Hanukah is celebrated by lighting lamps and giving gifts on each of the eight evenings of the festival. In the same way, God has placed gifts in the church: from God the Father, the seven motivational gifts (Rom. 12:6-8); from God the Son, the five ministry gifts (Eph. 4:11-13); and from God the Holy Ghost, the nine spiritual, or charismatic, gifts (I Cor. 12 - 14).

During Hanukah the Jews do not work while the candles, or lamps, are lit. Because Christians are the light of the world, this represents the sabbath (holy) life.

I find it interesting that the events that led to Hanukah occurred during the silent time between the Old and New Testaments. It is as though God were telling Israel that the deliverer, the light of the world, was soon to come.

Dan. 12:11 gives the first half of the seventieth week as 1290 days (this will be fully developed later); according to Rev. 12:6 the last half will cover 1260 days (2550 total days); yet Dan. 12:12 gives 1335 days as the last half of the tribulation. Since the Bible cannot contradict itself, there is a reason why scripture gives two different counts of days for the same 3˝ year period. In fulfillment of Lev. 23, the 1290 days may begin on or near a moed of Trumpets (Tishri 1), and the 1260 days will end on or near a feast of Trumpets (Tishri 1). This means the 1335 days will end at Hanukah, so we are looking at two different ending points for the final seven years, and those points must be reconciled.

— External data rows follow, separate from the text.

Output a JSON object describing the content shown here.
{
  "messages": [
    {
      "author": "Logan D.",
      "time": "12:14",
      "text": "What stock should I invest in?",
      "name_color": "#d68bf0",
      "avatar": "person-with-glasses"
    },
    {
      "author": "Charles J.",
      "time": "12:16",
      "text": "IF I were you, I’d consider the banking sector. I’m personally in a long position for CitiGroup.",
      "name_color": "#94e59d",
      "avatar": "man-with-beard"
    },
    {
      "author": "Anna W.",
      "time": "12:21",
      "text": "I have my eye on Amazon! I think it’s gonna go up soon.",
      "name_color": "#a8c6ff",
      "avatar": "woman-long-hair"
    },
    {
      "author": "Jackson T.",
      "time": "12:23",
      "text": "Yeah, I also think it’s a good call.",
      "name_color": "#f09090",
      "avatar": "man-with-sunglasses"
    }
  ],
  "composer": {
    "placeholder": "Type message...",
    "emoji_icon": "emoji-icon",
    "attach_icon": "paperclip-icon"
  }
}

The key is found in Daniel’s prophecy of the seventy weeks. That time period was determined for the Jewish people and for Jerusalem and it would end with the anointing of the most Holy (Dan. 9:24), which is Jesus, but this anointing will not occur on the day of the second advent. At that time there will be Armageddon to be dealt with and the destruction of those who worshiped the beast and received his mark. This will be followed by the sheep and goats judgment. While Jesus can move at the speed of light, the humans he will be dealing with are limited to the speed of time. I believe that the prophecy gives Jesus a period of seventy-five days to set up his administration, i.e. to bring in everlasting righteousness (Dan. 9:24).

If the second advent of Jesus will in fact occur on or near a future feast of Trumpets, then the additional seventy-five days will end very close to Hanukah that same year.